When testing the feet first look to the hoofs. For it makes a great difference in the quality of the feet if they are thick rather than thin. Next you must not fail to notice whether the hoofs are high both in front and behind, or low. For high hoofs have the frog, as it is called, well off the ground; but flat hoofs tread with the strongest and weakest part of the foot simultaneously, like a bow-legged man. Moreover, Simon says that the ring, too, is a clear test of good feet: and he is right; for a hollow hoof rings like a cymbal in striking the ground.[*](M. Bourgelat, in his preface to the second volume of Les Elemens Hippiatriques reprehends this remark as trifling and false; and if our author is to be understood literally, the criticism is certainly just.—Berenger 1.221. Yet it is unlikely that Simon and X. were both mistaken.)

Having begun here, we will proceed upwards by successive steps to the rest of the body.

The bones (of the pastern) above the hoofs and below the fetlocks should not be too upright, like a goat’s: such legs give too hard a tread, jar the rider, and are more liable to inflammation.
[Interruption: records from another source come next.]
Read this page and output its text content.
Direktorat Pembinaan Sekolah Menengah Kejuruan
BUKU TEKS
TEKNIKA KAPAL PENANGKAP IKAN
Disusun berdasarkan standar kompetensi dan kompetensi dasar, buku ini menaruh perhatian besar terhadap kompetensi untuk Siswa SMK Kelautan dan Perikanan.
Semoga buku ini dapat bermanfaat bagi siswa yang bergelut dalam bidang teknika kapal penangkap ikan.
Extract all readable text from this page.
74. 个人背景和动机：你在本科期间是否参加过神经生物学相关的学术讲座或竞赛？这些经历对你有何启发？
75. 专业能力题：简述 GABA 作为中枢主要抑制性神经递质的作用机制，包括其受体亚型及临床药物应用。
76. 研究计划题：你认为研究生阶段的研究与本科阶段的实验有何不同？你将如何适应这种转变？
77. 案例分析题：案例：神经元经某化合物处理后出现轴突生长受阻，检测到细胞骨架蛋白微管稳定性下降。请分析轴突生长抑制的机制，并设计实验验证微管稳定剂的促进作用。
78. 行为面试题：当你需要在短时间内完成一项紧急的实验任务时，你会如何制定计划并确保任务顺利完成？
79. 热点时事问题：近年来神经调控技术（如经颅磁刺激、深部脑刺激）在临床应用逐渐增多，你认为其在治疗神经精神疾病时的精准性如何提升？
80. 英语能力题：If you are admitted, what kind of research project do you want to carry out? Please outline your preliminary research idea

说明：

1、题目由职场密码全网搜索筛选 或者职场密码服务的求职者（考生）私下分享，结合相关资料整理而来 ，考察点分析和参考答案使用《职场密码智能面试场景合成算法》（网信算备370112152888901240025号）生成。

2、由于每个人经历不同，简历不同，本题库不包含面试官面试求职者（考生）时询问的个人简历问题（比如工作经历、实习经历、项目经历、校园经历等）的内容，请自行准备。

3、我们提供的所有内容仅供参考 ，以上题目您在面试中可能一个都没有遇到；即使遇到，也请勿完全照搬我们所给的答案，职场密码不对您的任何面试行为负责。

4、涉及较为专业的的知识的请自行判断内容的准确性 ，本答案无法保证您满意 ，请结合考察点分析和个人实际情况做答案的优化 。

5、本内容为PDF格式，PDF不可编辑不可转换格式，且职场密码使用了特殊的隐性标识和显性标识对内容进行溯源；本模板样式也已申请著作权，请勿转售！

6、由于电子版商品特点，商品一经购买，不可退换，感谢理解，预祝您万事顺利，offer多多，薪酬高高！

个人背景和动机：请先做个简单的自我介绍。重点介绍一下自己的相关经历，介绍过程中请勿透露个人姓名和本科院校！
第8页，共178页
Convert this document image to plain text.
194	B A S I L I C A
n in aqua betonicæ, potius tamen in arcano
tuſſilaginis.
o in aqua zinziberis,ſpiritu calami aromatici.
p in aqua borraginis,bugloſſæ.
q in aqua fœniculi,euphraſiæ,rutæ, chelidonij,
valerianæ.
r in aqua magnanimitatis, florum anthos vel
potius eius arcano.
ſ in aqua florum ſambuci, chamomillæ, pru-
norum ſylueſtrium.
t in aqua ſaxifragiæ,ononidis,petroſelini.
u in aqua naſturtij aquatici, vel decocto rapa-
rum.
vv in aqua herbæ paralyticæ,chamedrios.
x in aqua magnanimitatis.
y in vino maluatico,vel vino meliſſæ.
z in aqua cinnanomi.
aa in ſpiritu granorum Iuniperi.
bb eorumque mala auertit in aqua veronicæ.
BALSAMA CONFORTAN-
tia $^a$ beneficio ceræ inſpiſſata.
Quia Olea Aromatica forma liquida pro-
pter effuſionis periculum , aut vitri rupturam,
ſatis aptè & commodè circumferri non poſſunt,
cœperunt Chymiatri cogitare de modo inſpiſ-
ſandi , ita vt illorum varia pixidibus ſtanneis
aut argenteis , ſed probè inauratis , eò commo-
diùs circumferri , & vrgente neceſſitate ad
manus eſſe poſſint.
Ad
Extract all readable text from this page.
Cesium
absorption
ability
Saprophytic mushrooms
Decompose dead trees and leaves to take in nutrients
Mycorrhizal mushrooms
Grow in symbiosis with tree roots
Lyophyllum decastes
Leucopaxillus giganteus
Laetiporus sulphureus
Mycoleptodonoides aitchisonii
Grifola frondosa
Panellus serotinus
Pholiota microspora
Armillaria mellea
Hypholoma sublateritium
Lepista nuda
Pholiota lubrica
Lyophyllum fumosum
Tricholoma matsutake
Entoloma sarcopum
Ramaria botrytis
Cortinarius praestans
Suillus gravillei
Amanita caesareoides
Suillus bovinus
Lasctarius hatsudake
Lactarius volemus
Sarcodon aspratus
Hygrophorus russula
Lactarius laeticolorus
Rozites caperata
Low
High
Nor yet should the bones be too low,[*](The pasterns (of the hackney) should neither be too oblique, which bespeaks weakness: nor too straight, which wears the horse out and is unpleasant to the rider.—Blair in Loudon’s Agriculture.) else the fetlocks are likely to become bare and sore when the horse is ridden over clods or stones.

The bones of the shanks should be thick,[*](Wide would be a more suitable word.) since these are the pillars of the body; but not thick with veins nor with flesh, else when the horse is ridden over hard ground, these parts are bound to become charged with blood and varicose; the legs will swell, and the skin will fall away, and when this gets loose the pin,[*](The Greek word means the fibula in man, but the fibula, of course, is no part of the shank in the horse. Morgan rightly says that X. writes throughout of the horse as he appears outwardly, and not of the skeleton (with which he was unacquainted), and that the allusion is to the back sinew of the shin.) too, is apt to give way and lame the horse.

If the colt’s knees are supple when bending as he walks, you may guess that his legs will be supple when he is ridden too, for all horses acquire greater suppleness at the knee as time goes on. Supple knees are rightly approved, since they render the horse less likely to stumble and tire than stiff legs.

The arms below the shoulders,[*](The forearm, not the true arm, which X. includes in the chest.) as in man, are stronger and better looking if they are thick.

A chest of some width is better formed both for appearance and for strength, and for carrying the legs well apart without crossing.

His neck should not hang downwards from the chest like a boar’s, but stand straight up to the crest, like a cock’s;[*](The horse should not be cock-throttled.) but it should be flexible at the bend; and the head should be bony, with a small cheek. Thus the neck will protect the rider, and the eye see what lies before the feet.[*](He will not be a star-gazer.) Besides, a horse of such a mould will have least power of running away, be he never so high-spirited, for horses do not arch the neck and head, but stretch them out when they try to run away.

You should notice, too, whether both jaws are soft or hard, or only one; for horses with unequal jaws are generally unequally sensitive in the mouth.

A prominent eye looks more alert than one that is hollow, and, apart from that, it gives the horse a greater range of vision.

And wide open nostrils afford room for freer breathing than close ones, and at the same time make the horse look fiercer, for whenever a horse is angry with another or gets excited under his rider, he dilates his nostrils.